The National Treasury had added Sh30.5 billion to its haul from three re-opened bonds this month, taking its total nettings from the auctions to Sh56.1 billion.
The sale of a re-opened 10-year bond which closed on Wednesday, fetched Sh30.5 billion against a target of Sh20 billion with investor bids at Sh55.5 billion, representing a 277.88 percent performance rate.
Investors in the paper first issued in February this year, paid a premium price of Sh103.0905 to the par value of Sh100 to lock in the 16-percent coupon on offer, an indication of high demand for the bond.
The weighted average rate of accepted bids was at 15.8553 percent, falling below the paper’s coupon.
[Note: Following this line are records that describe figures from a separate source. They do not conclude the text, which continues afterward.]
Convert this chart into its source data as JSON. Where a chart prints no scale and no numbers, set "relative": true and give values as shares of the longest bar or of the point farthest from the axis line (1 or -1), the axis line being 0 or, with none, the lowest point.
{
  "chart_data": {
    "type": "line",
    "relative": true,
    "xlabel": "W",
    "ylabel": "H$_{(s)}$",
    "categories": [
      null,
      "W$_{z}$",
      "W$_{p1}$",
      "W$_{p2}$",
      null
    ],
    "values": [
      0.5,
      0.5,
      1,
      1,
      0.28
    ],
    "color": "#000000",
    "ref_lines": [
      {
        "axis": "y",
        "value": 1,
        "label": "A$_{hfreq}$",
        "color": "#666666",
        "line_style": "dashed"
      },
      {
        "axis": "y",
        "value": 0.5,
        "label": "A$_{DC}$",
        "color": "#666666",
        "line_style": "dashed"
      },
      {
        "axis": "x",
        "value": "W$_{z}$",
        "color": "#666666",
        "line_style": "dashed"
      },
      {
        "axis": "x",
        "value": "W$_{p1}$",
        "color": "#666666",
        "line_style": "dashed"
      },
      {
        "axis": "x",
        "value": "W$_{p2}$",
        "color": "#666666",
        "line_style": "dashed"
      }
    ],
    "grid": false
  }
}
Bond prices have an inverse relationship to yields where higher prices contrast to a lower yield on a security.
“The issue’s subscription rate shows a resolve by investors to lengthen their bond duration, in a bid to lock in current high yields given that interest rates are on a declining trend,” noted analysts at Sterling Capital in a fixed income note.
The government raised Sh25.7 billion earlier from a re-opened 10-year and 15-year bond against a target of Sh25 billion from bids of Sh33 billion.
The two re-opened bonds which were first issued in February 2023 and April 2022 respectively, were sold at a discount of Sh95.2760 and Sh88.3760 respectively to the par value.
The weighted average rate of accepted bids was higher than the papers' coupon at 15.9724 percent and 16.2986 percent, in contrast to coupons of 14.1510 and 13.9420 percent respectively.
The rate of return earned by investors does not match the coupon since the Central Bank of Kenya offers a discount or premium when reopening a security in an environment where rates are rising or falling.
The low rate of acceptance by the CBK on all three re-opened bond auctions is representative of the bank’s taming of aggressive bidding to lower borrowing costs for the government even as the exchequer faces high budget requirements.
Investors have marked a mild switch to long-term bonds with an eye to lock in high yields as domestic interest rates continue to fall.
Bids on Treasury bills have however consistently exceeded subscriptions on bonds in recent weeks revealing investor jitters on risks to increased fiscal deficits by the government.